The Tuesday Protocol isn't about the perfect photo. It's about marking the moment — a print that says: this happened. I noticed.
FAQ
What age is this for?
Any age. Seven-year-olds stop asking to be carried. Twelve-year-olds stop wanting the photo walk. The system works for all of it.
Do I need the photo walk first?
No. The noticing system works alone. The walk just gives you more material.
What if I don't have an instant camera for kids?
Get one. The system needs prints. Insta 20: drop-resistant, instant colored print, credit-card sized.
You don't get a warning. But you can build a system. Start with two prints in your wallet. Add the shoebox. The last time is coming. You've already missed some. Be there for the rest.
Insta 20 kids instant camera — prints that fit in your wallet.
Key Takeaways:
- You're pre-grieving it — so busy trying to save the moment that you forget to be in it. The noticing system isn't about more effort. It's about stopping the effort that's getting in the way.

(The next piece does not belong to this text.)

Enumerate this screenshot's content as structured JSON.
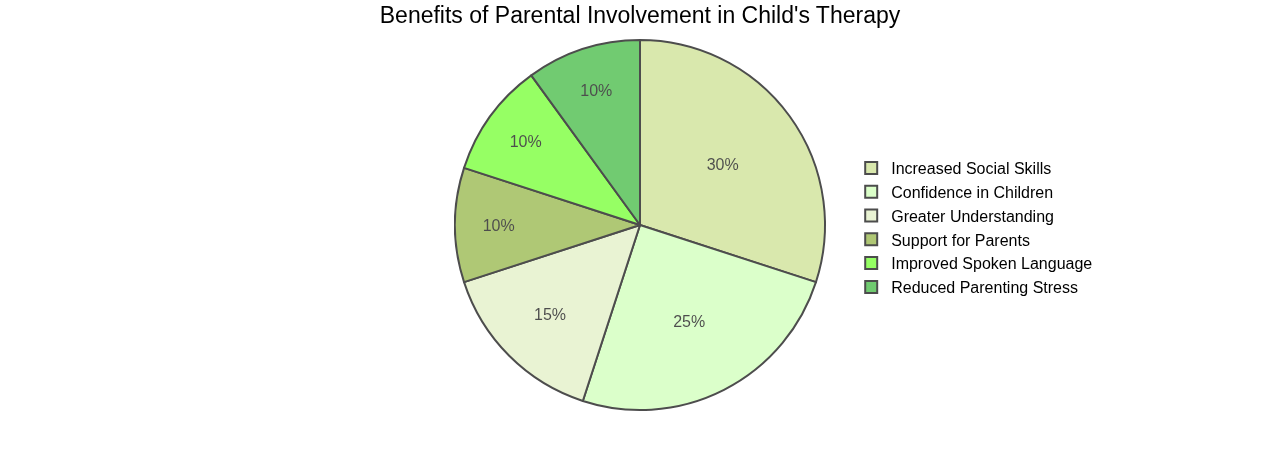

- Your brain records highlights — the peak and the end. Everything in between gets deleted. Stop treating the ordinary moments as disposable. The in-between is the thing.
- Anticipatory nostalgia is grief in advance. It tricks you into thinking you're being mindful when you're actually checking out. The fix is noticing what's actually in front of you.
- The last time happens without announcement. The noticing system doesn't prevent this. It just makes sure you were actually there for the ones before it.
- Noticing is a practice, not a feeling. You don't need to feel grateful — you need to see what's there. Everything else is the story you tell yourself about being present.